In 2001 South Africa adopted a policy intended for the provision of free basic services to poorer households. Under this policy, municipalities were tasked to identify indigent households that would receive services – such as water and electricity – for free or at substantially subsidised rates.
South Africa’s 257 municipalities registered 3,51 million indigent households in 2017.1 That’s about 1 in every 5 of the country’s 16,2 million2 households.
Households are required to register with municipalities to qualify for free basic services. A municipality’s role is to vet every application, selecting only those households that meet various criteria. Successful applicants are granted indigent status. Municipalities often run awareness campaigns to ensure that households are aware of the application process.
Indigent status isn’t for life, however. The economic status of a family might improve over time. To ensure that only the poorest families are catered for, municipalities require registered households to reapply for indigent status on a regular basis, often once a year.
There are constraints. A municipality might not be able to service all indigent households that have successfully registered, due to lack of funds or inadequate infrastructure.

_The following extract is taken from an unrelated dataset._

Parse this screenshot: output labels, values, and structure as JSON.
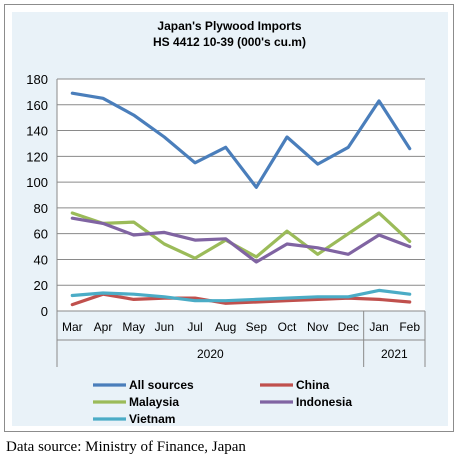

In 2017 most municipalities (147 out of 257) classified an indigent household as a family earning a combined income of less than R3 200 per month. Eleven municipalities (nine local municipalities and two district municipalities) adopted a lower income poverty threshold of R1 600 per household per month.
Municipalities can also decide on the extent to which they subsidise an indigent household. The general rule is that indigent households are entitled to 6 kl of free water per household per month and 50 kWh of free electricity per household per month. The extent to which sanitation and refuse removal services are subsidised varies from municipality to municipality.
The provision of basic services to the poor remains a top priority for government. The indigent programme continues to be a vital lifeline for the 22% of households that would otherwise not have had access to basic services.